Implications Of The Rapid Growth Of The Nurse Practitioner Workforce In The US
David Auerbach, Peter Buerhaus & Douglas Staiger
Health Affairs, February 2020, Pages 273-279

Abstract:

Concerns about physician shortages have led policy makers in the US public and private sectors to advocate for the greater use of nurse practitioners (NPs). We examined recent changes in demographic, employment, and earnings characteristics of NPs and the implications of those changes. In the period 2010-17 the number of NPs in the US more than doubled from approximately 91,000 to 190,000. This growth occurred in every US region and was driven by the rapid expansion of education programs that attracted nurses in the Millennial generation. Employment was concentrated in hospitals, physician offices, and outpatient care centers, and inflation-adjusted earnings grew by 5.5 percent over this period. The pronounced growth in the number of NPs has reduced the size of the registered nurse (RN) workforce by up to 80,000 nationwide. In the future, hospitals must innovate and test creative ideas to replace RNs who have left their positions to become NPs, and educators must be alert for signs of falling earnings that may signal the excess production of NPs.

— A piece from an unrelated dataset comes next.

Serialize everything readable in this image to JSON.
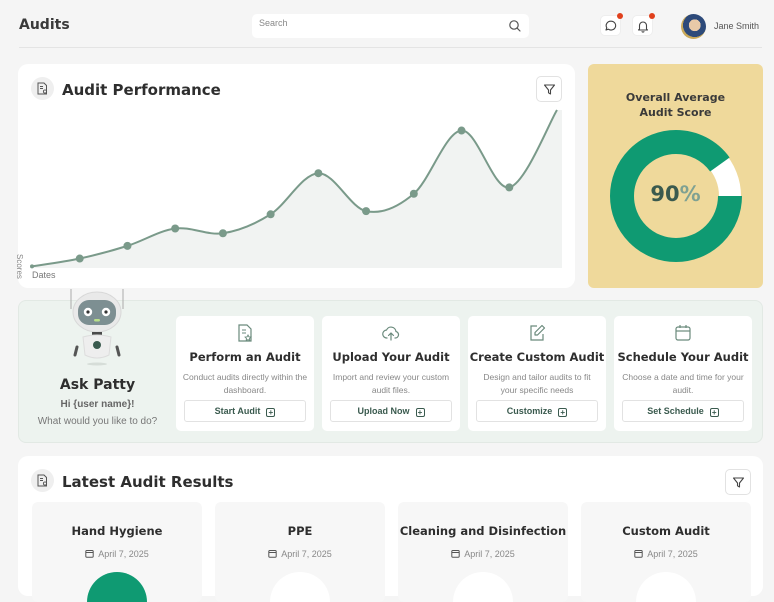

Changes in emergency department dental visits after Medicaid expansion
Hawazin Elani, Ichiro Kawachi & Benjamin Sommers
Health Services Research, forthcoming

Data Sources/Study Setting: We used the State Emergency Department Database to compare changes in ED visit rates and payment source for dental conditions among patients from 33 states. These states represent four distinct policy environments, based on whether they expanded Medicaid and whether their Medicaid programs provide dental benefits. We first assessed the number of ED dental visits before (2012) and after (2014) the ACA. Then, we used differences‐in‐differences regression to estimate changes in insurance for dental visits by nonelderly adults.

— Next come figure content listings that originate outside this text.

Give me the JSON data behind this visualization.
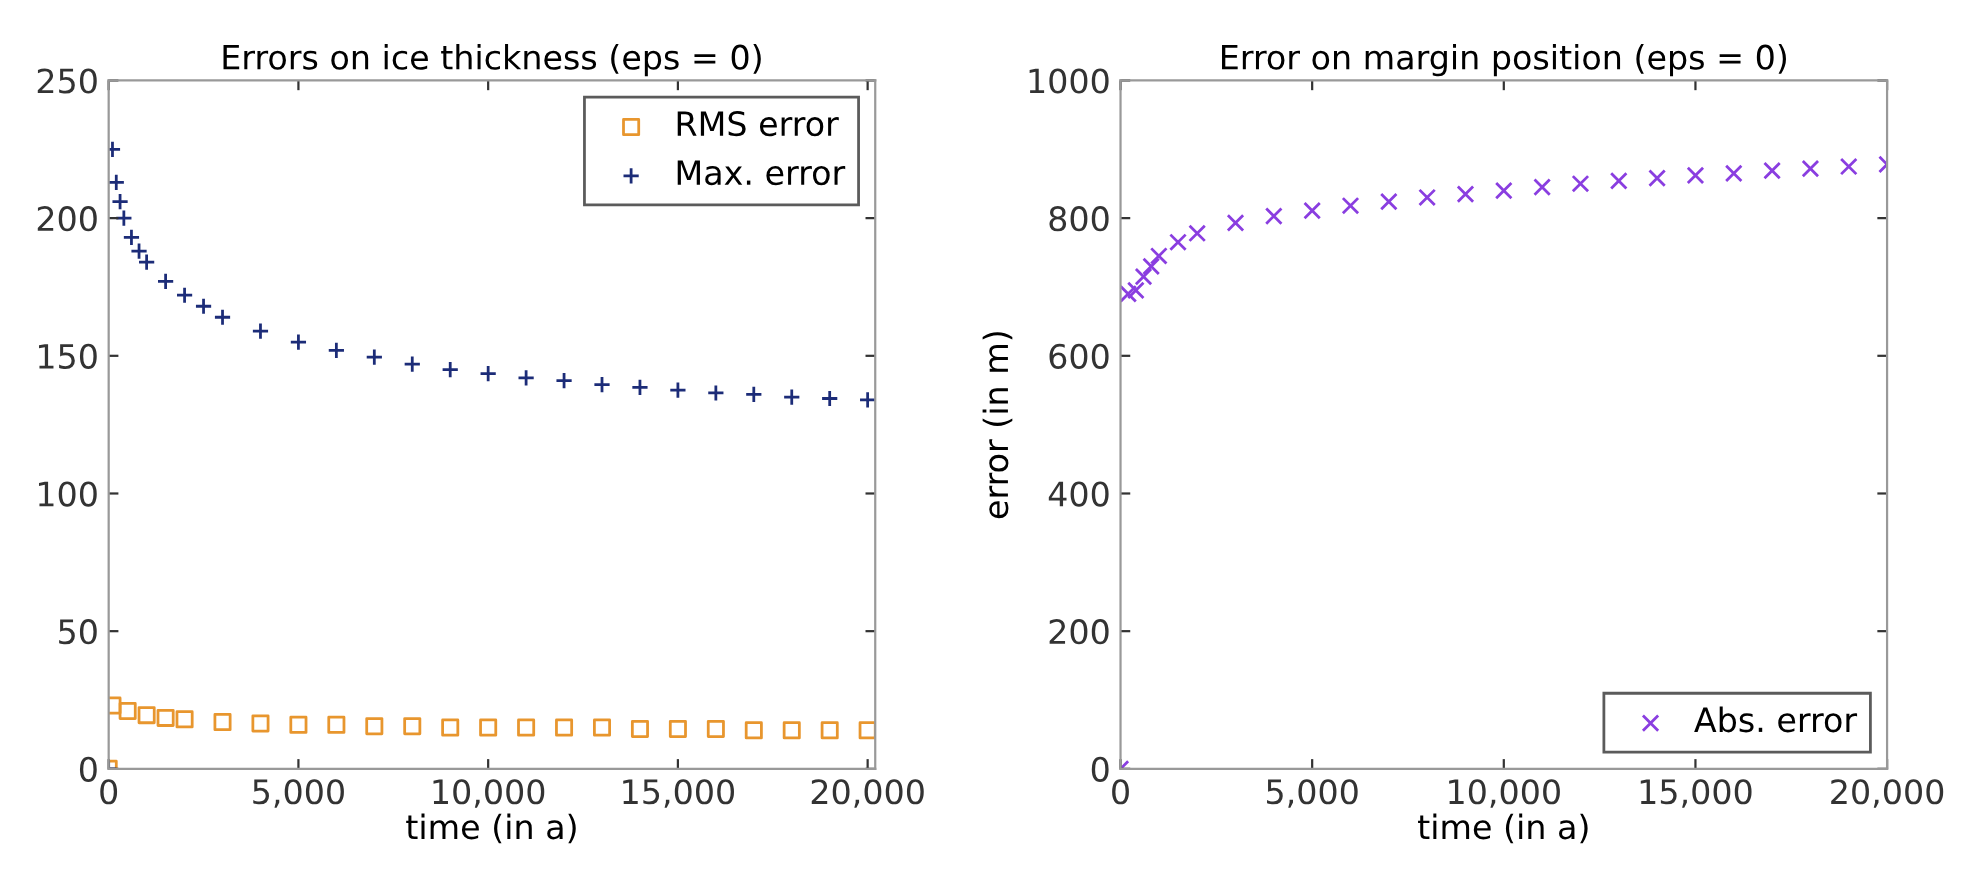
{
  "chart_data": [
    {
      "type": "scatter",
      "title": "Errors on ice thickness (eps = 0)",
      "xlabel": "time (in a)",
      "xlim": [
        0,
        20200
      ],
      "xticks": [
        0,
        {
          "value": 5000,
          "label": "5,000"
        },
        {
          "value": 10000,
          "label": "10,000"
        },
        {
          "value": 15000,
          "label": "15,000"
        },
        {
          "value": 20000,
          "label": "20,000"
        }
      ],
      "ylim": [
        0,
        250
      ],
      "yticks": [
        0,
        50,
        100,
        150,
        200,
        250
      ],
      "grid": false,
      "legend": "top right",
      "series": [
        {
          "name": "RMS error",
          "color": "#e8962e",
          "marker": "square",
          "x": [
            0,
            100,
            500,
            1000,
            1500,
            2000,
            3000,
            4000,
            5000,
            6000,
            7000,
            8000,
            9000,
            10000,
            11000,
            12000,
            13000,
            14000,
            15000,
            16000,
            17000,
            18000,
            19000,
            20000
          ],
          "values": [
            0,
            23,
            21,
            19.5,
            18.5,
            18,
            17,
            16.5,
            16,
            16,
            15.5,
            15.5,
            15,
            15,
            15,
            15,
            15,
            14.5,
            14.5,
            14.5,
            14,
            14,
            14,
            14
          ]
        },
        {
          "name": "Max. error",
          "color": "#1c2c78",
          "marker": "cross",
          "x": [
            0,
            100,
            200,
            300,
            400,
            600,
            800,
            1000,
            1500,
            2000,
            2500,
            3000,
            4000,
            5000,
            6000,
            7000,
            8000,
            9000,
            10000,
            11000,
            12000,
            13000,
            14000,
            15000,
            16000,
            17000,
            18000,
            19000,
            20000
          ],
          "values": [
            0,
            225,
            213,
            206,
            200,
            193,
            188,
            184,
            177,
            172,
            168,
            164,
            159,
            155,
            152,
            149.5,
            147,
            145,
            143.5,
            142,
            141,
            139.5,
            138.5,
            137.5,
            136.5,
            136,
            135,
            134.5,
            134
          ]
        }
      ]
    },
    {
      "type": "scatter",
      "title": "Error on margin position (eps = 0)",
      "xlabel": "time (in a)",
      "ylabel": "error (in m)",
      "xlim": [
        0,
        20000
      ],
      "xticks": [
        0,
        {
          "value": 5000,
          "label": "5,000"
        },
        {
          "value": 10000,
          "label": "10,000"
        },
        {
          "value": 15000,
          "label": "15,000"
        },
        {
          "value": 20000,
          "label": "20,000"
        }
      ],
      "ylim": [
        0,
        1000
      ],
      "yticks": [
        0,
        200,
        400,
        600,
        800,
        1000
      ],
      "grid": false,
      "legend": "bottom right",
      "series": [
        {
          "name": "Abs. error",
          "color": "#8a3ee0",
          "marker": "x",
          "x": [
            0,
            200,
            400,
            600,
            800,
            1000,
            1500,
            2000,
            3000,
            4000,
            5000,
            6000,
            7000,
            8000,
            9000,
            10000,
            11000,
            12000,
            13000,
            14000,
            15000,
            16000,
            17000,
            18000,
            19000,
            20000
          ],
          "values": [
            0,
            690,
            695,
            715,
            730,
            745,
            765,
            778,
            793,
            803,
            811,
            818,
            824,
            830,
            835,
            840,
            845,
            850,
            854,
            858,
            862,
            865,
            869,
            872,
            875,
            878
          ]
        }
      ]
    }
  ]
}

Principal Findings: Our sample contained 375 944 dental ED visits. In states that expanded Medicaid and offered dental coverage, dental ED visits decreased by 14.1 percent (from 19 443 to 16 709, for a net difference of 2734). By contrast, in the remaining three state groups, dental ED visits rose. Meanwhile, the expansion significantly increased Medicaid coverage and decreased the rate of self‐pay for ED dental visits.

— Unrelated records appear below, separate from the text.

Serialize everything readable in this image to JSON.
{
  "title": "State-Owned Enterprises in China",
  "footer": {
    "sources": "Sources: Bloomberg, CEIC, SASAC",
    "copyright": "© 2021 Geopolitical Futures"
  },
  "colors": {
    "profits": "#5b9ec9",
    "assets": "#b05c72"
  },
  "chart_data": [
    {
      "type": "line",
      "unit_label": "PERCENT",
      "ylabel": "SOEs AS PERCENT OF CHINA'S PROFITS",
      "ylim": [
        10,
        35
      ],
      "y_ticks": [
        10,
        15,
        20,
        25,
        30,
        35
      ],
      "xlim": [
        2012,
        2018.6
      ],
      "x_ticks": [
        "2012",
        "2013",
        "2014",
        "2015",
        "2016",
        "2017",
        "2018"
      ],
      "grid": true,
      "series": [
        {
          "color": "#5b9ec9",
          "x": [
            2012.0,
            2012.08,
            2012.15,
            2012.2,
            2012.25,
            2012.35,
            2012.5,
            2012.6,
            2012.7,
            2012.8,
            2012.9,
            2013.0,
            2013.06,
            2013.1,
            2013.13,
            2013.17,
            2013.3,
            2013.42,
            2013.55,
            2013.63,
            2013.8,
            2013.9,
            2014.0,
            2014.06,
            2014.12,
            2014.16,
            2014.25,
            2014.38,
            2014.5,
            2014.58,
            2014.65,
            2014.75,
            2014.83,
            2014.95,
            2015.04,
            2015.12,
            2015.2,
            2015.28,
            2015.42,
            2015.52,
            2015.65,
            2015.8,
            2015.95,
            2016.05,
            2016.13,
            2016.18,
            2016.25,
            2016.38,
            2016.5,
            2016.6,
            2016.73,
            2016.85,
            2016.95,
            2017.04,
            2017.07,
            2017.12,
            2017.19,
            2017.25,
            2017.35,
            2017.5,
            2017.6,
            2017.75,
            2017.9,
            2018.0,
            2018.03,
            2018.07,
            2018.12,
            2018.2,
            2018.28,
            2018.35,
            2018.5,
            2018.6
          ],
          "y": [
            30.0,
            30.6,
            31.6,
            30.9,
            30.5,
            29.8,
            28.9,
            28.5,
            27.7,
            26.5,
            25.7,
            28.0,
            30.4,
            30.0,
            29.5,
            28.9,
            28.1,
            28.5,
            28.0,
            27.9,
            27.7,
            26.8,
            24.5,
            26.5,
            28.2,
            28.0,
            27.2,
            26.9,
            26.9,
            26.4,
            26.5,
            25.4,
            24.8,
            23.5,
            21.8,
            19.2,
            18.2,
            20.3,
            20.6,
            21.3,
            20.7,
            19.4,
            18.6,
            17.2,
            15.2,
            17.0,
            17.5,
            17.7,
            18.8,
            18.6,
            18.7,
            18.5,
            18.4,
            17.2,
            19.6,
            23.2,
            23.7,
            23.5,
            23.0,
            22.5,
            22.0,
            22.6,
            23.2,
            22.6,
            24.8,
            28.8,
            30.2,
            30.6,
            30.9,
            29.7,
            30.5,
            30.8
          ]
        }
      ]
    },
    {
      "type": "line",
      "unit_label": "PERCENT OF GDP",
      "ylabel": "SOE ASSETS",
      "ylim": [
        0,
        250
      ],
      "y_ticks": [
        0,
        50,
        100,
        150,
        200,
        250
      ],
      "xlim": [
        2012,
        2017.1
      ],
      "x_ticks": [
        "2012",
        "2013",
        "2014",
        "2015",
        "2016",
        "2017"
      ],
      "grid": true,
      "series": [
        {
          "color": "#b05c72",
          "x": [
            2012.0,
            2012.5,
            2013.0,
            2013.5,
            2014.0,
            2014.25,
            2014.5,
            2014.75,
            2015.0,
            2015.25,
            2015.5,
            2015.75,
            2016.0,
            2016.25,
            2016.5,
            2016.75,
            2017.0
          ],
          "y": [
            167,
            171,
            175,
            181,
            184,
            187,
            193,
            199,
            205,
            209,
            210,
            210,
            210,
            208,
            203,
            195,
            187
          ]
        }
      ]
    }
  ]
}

Higher Rates of Preventive Health Care With Commercial Insurance Compared With Medicaid: Findings From the Arkansas Health Care Independence “Private Option” Program
Anthony Goudie et al.
Medical Care, February 2020, Pages 120-127

Background: A requirement of the Arkansas Medicaid Section 1115 demonstration waiver was to evaluate the level of care received for Medicaid expansion eligible beneficiaries enrolled in commercial Qualified Health Plans (QHPs) in the Health Care Independence “Private Option” Program. This allowed for a direct comparison of Medicaid and commercial system performance serving similar newly covered adults.

Research Design: In 2014, assignment to either Medicaid or a QHP was made based upon a psychometrically derived continuous composite score to exceptional health care needs assessment screener using a sharp a priori threshold cutpoint. Using a regression discontinuity design we compared preventive care (flu vaccination and screening rates) services in the 2 programs over 3 years.

Results: Compared with Medicaid enrollees, a higher percentage of QHP enrollees consistently received eligible preventive care screenings with 15.3, and 6.9% more receiving at least 1 or all eligible screenings, respectively. For individual preventive care outcomes and compared with Medicaid enrollees over the 3 years under study, a higher percentage of eligible QHP enrollees received a flu shot, cholesterol screenings, glycated hemoglobin assessment, and cervical and breast cancer periodic assessments. No differences were found for colorectal periodic assessments.